We distribute builds to our customers and ensure all artifacts reference their relevant data. If our engineers struggle to find the appropriate documentation of the version they are working with, we severely hamper development velocity.

Upstream Dependencies

It is neither achievable, advisable, nor affordable to build every facet of our software internally. When our software reaches medium complexity, our build relies on both internal and external dependencies. By building upon existing solutions, we focus our efforts on solving problems for our customers. The "Not Invented Here Syndrome" is a decision-making error where we tend to value our own ideas above those conceived by people outside of our group.

Our software includes packages of third-party development kits, open-source solutions, and licensed products. We call these packages upstream dependencies. When introducing upstream dependencies, our team scrutinizes them for their licensing, security, and availability.

Licensing

Inadvertently introducing unfavorable licenses into our software exposes us to legal obligations that severely affect our product. Popular copyleft licenses prohibit commercial use of derivative work or mandate the publication of the source code under the same license. Having to divulge the source code of our product due to an accidental licensing issue puts our organization in an uncomfortable position.

That being said, a recent rise of high-quality open-source software distributed under the MIT and Apache 2.0 license accelerates the development of private commercial products. To take advantage of existing solutions without relying on the legal expertise of our engineers, we build tools to verify imports and dependencies into our codebase. We do this before every release at a minimum or add it to our static analysis on pre-merge.

Security

Consuming unvetted upstream dependencies provides an exploit pathway for supply chain attacks. Third-party code and binaries may introduce vulnerabilities into our software due to human error, heterogeneous systems, or malicious intentions. This issue has developed such an exposure that modern development tools offer solutions for detecting vulnerabilities out of the box. At a minimum, we use those tools.

Over the last half decade, an effort towards a standardized format has been made. Mirroring traditional supply chain management, the software bill of materials (SBOM) has emerged as a key building block in software security and software supply chain risk management. When distributing our software, we list the various components and dependencies within our product and system.

Availability

Relying on the internet for our dependencies means that somebody else owns the availability and consistency of our builds. For projects in early phases, we embrace the trade-off to reduce the overhead of managing our build and development infrastructure. Contrarily, mature projects rely on consistent quality and regularity achieved by owning our software's dependencies.

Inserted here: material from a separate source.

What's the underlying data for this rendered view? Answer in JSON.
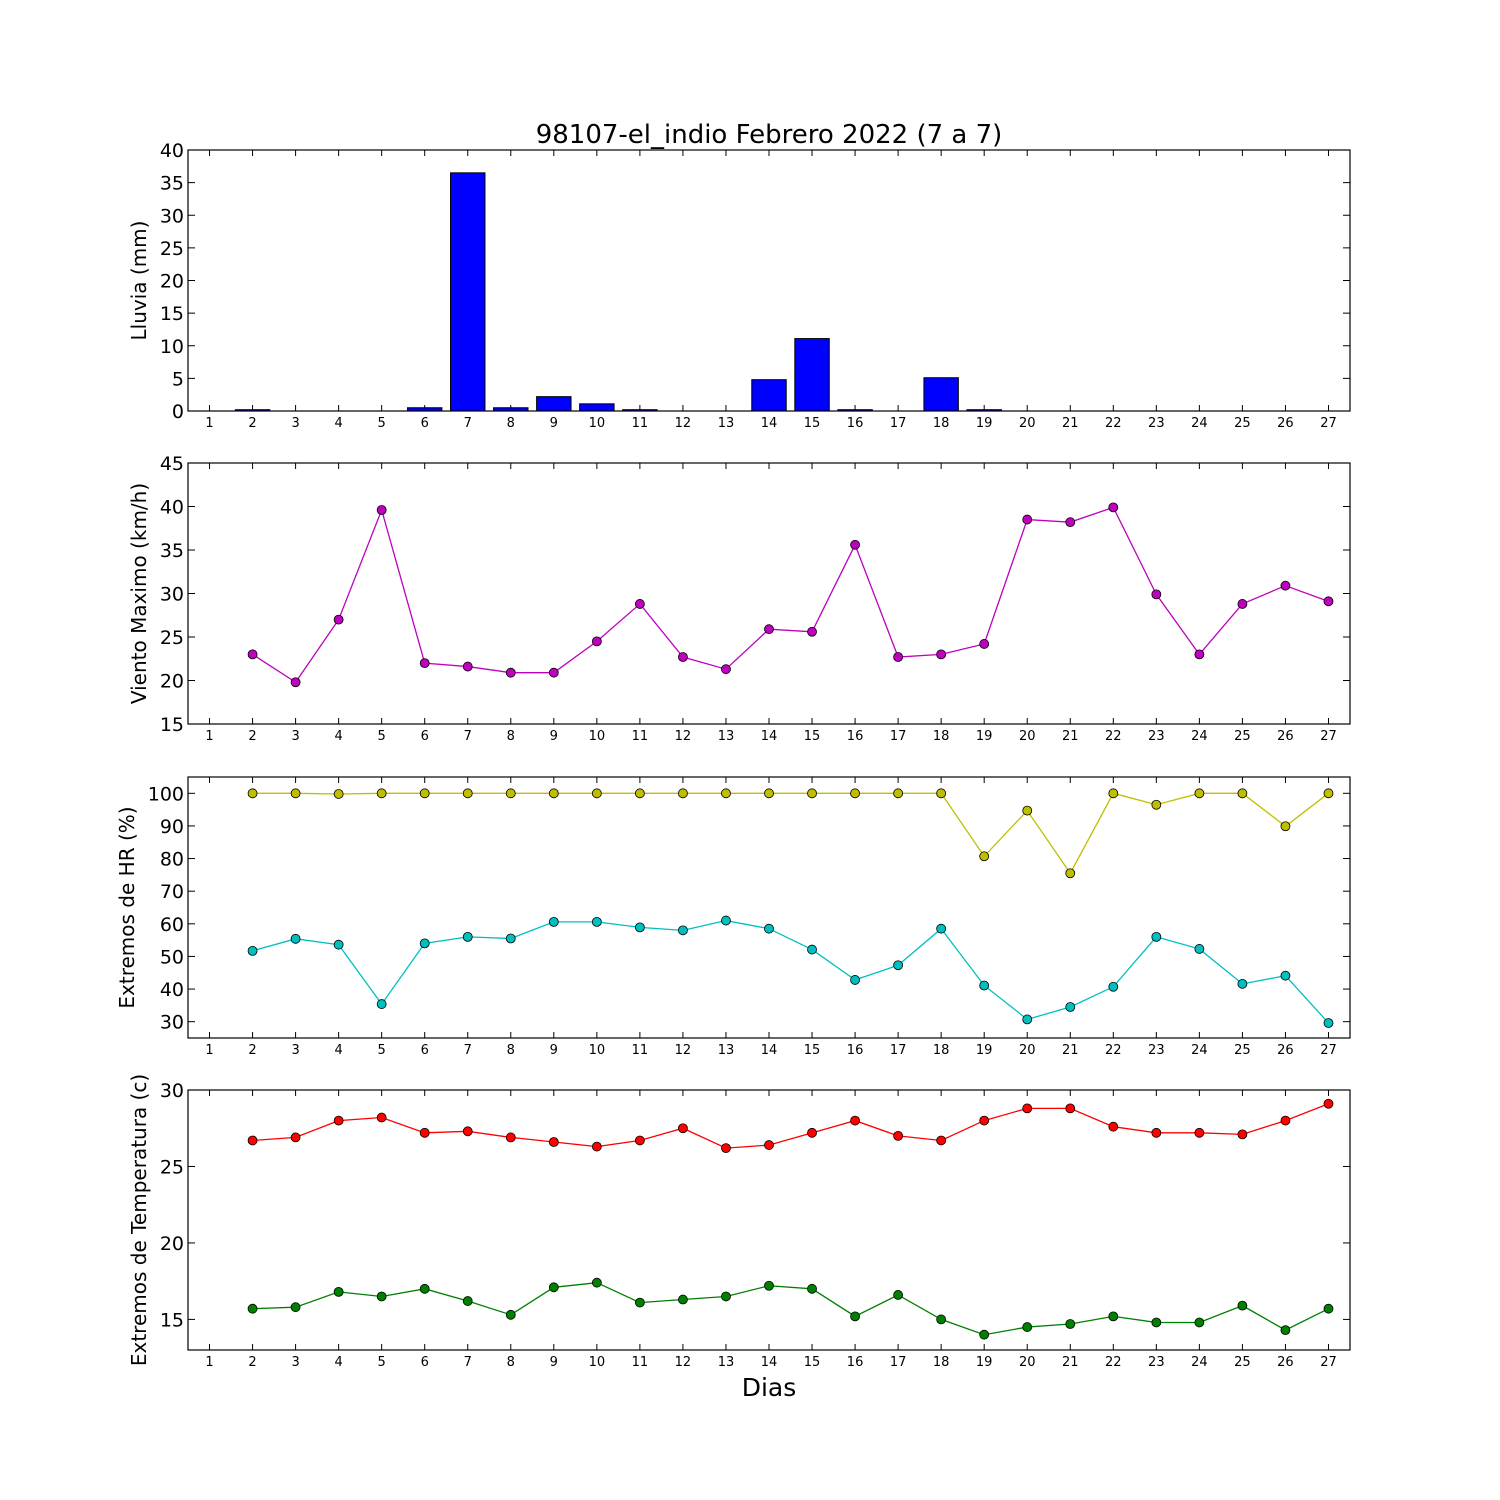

We create a hermetic environment with our dependent packages, libraries, and SDKs and make it available within our organization. Automated tools scan for security vulnerabilities and version updates of our third-party artifacts. Our engineers verify, download, and share updated versions of dependencies under their discretion.

Sometimes we discover a bug in an open-source project or find room for improvement in the current implementation. If appropriate, we instantiate a fork of the project in our organization's environment. A fork of a repository is a duplication of the source code with metadata references to the original project. We fix our issue internally and point our dependencies at our new internal solution. In the spirit of the open-source community, we share our work with the original project using the contribution guidelines.

We balance the rate of adoption of version updates to our dependencies. Accepting the latest release of each package increases our risk of introducing incompatible changes, while delaying adoption exposes us to security vulnerabilities and rising technical debt. Too much time between version bumps complicates the process of consolidating the new dependency version with our software and makes upstream fixes difficult.

Build and Test Dependencies

Owning our software dependencies is the first step of assuring consistent artifact quality and velocity. The next one is owning our build environment. When creating our binaries, we rely on certain tools and environments to be available. If our process runs install scripts and apt-get is down, we will not be able to create a release.

We rely on the homogeneity and isolation of our build procedures. Meaning, any previous action does not influence our current build process. Using containerization technology, we are able to create hermetic build environments offering the required tools. Once we are able to provide self-hosted hermetic environments, we tackle the issue of build time performance and resource optimization. For example, monolithic software designs seldom require a full rebuild and benefit from shared compilation caches.

Infrastructure as Code (IaC)

Our software artifacts run on hardware. A truism that gains attention when one outgrows the other. Dedicated personnel manually set up hardware by executing a combination of CLI commands, scripts, and tools. The steps and their order only known to the person providing the hardware. The final environment is called a snowflake server, unique in its appearance.

Automated environments based on IaC definitions provide deterministic hardware conditions at setup and over time. Changes to the runtime environment due to software updates, errors, or entropy cause configuration drift. Desired state management of IaC checks the desired configuration against its actual configuration and self-corrects inconsistencies. Automated self-healing properties and disaster recovery enable us to kill and restart sanitized servers. We avoid running non-deterministic states that introduce security concerns.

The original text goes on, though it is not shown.